I like the scope for world-building and story-telling possible in animation that isn’t really feasible on other mediums.
But I like animation for both kids and adults. I like western stuff and animé. I’ve been collecting animation cels for twenty something years!
- Comment on Guys, I am in need of niche media to larp, any suggestions? 1 month ago:
The PS3 hit, Fat Princess.
Cool fantasy setting, much fighting, clear objectives (princess kidnapping) - perfect LARP stuff.
Plus whoever is the princess gets to be fed cake all day.
- Comment on What somebody with cosmetic plastic surgery gets injured, does the plastic "spill out" or get seen? 1 month ago:
FWIW, and I’m only mentioning this because of the phrasing of the question, plastic surgery isn’t named after ‘plastic’ (the noun), but for ‘plastic’ (the verb). Plastic surgery was used as a term decades before plastic (the noun) was even invented!
But anyway, to answer your question, people tend not to use silicone in implants so much nowadays, preferring saline instead (as another person said). The main reason is that it is much less problematic if there is a rupture.

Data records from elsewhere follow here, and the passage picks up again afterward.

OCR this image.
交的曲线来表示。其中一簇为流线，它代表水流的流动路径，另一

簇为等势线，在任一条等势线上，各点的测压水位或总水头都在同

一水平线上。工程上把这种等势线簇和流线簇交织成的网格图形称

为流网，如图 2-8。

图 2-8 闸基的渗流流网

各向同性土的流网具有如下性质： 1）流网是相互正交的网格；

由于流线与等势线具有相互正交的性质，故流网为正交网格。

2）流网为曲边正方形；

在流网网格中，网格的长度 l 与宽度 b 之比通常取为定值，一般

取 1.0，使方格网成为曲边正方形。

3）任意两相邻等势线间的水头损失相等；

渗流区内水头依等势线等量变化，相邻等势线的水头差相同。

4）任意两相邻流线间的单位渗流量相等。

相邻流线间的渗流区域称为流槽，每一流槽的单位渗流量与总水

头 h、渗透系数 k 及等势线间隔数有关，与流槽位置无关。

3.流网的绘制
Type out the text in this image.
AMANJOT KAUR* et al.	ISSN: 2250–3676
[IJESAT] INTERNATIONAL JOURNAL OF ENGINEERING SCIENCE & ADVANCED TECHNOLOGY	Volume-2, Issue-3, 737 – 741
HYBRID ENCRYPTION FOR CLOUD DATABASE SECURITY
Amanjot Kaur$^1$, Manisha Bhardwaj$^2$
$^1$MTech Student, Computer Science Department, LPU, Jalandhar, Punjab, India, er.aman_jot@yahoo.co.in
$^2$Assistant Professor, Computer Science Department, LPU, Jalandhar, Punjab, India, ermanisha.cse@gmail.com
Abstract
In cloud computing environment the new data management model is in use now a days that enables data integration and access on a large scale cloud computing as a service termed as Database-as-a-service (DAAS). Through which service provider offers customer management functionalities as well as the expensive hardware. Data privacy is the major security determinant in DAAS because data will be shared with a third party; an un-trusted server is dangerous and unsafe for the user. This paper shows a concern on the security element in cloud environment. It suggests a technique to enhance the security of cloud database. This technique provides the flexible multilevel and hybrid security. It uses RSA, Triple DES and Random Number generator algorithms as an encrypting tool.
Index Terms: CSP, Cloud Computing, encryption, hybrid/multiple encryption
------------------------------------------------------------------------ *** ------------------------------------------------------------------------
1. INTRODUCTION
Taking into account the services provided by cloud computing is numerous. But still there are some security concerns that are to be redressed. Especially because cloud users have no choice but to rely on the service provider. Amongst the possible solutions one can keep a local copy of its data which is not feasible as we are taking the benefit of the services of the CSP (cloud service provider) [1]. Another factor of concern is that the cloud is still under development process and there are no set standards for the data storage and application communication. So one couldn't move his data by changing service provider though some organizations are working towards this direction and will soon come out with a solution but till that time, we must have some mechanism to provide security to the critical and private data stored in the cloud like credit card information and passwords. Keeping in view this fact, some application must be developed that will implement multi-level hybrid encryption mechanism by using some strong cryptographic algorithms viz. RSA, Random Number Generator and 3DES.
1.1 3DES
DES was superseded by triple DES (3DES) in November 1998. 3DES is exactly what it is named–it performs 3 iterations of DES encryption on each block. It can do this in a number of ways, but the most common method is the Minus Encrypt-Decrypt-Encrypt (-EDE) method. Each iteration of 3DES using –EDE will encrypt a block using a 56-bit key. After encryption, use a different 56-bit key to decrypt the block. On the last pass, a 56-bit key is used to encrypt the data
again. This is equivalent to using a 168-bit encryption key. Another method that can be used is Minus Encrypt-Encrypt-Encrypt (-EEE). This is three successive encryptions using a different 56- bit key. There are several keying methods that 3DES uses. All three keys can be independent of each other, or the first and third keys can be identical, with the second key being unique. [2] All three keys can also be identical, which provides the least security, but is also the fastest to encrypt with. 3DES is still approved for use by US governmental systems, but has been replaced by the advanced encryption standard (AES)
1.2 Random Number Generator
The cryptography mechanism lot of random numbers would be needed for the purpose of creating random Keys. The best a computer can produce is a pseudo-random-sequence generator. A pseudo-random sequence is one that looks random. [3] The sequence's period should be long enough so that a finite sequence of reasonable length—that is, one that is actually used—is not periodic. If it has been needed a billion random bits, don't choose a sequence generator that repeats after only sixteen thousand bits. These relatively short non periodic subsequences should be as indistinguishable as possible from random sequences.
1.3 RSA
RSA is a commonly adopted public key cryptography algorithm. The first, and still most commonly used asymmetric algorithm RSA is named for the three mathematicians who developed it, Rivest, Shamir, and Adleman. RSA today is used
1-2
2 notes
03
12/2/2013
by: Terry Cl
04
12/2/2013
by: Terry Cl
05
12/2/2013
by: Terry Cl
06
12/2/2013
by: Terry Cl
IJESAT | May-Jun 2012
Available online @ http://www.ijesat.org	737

Leaking silicone is not immediately dangerous, but does need to be removed - which is difficult as it can squidge about and under other tissues, causing mischief as it goes. Saline, by comparison, will just get absorbed by the body, usually harmlessly.
- Comment on Why Ireland? 1 month ago:
You know, this makes total sense.
I was searching online trying to work out what Ireland had done, but a typo explains everything.
- Submitted 1 month ago to [deleted] | 32 comments
- Comment on Many mythology seem to share a concept of spirits is there a reason for that? 1 month ago:
People die.
In cases where someone meets an unfortunate grizzly end, like being eaten, there’s an obvious reason. But more often than not, people just stop being alive.
Imagine you have no knowledge of science, how would you explain this? An hour ago, this body could move, could breathe, could do normal things. Now it can’t.
Something has changed. Something is missing. What was once a person is now a thing, a body.
It stands to reason that the missing bit is the key to what makes people human. It’s clearly not a physical thing - the body looks the same - so it must be something intangible.
Tie this to the fact that people are very good at detecting other people around them. We’re especially good at sensing when we’re being watched (in person, not through cameras, obviously). We also find ourselves in situations where we feel like we’re being watched when no one possibly can be watching.
So we have a fundamental element of human-ness as something intangible, and we also have situations where it feels like someone is there when there’s no-one around.
It doesn’t take a massive connection to associate the two.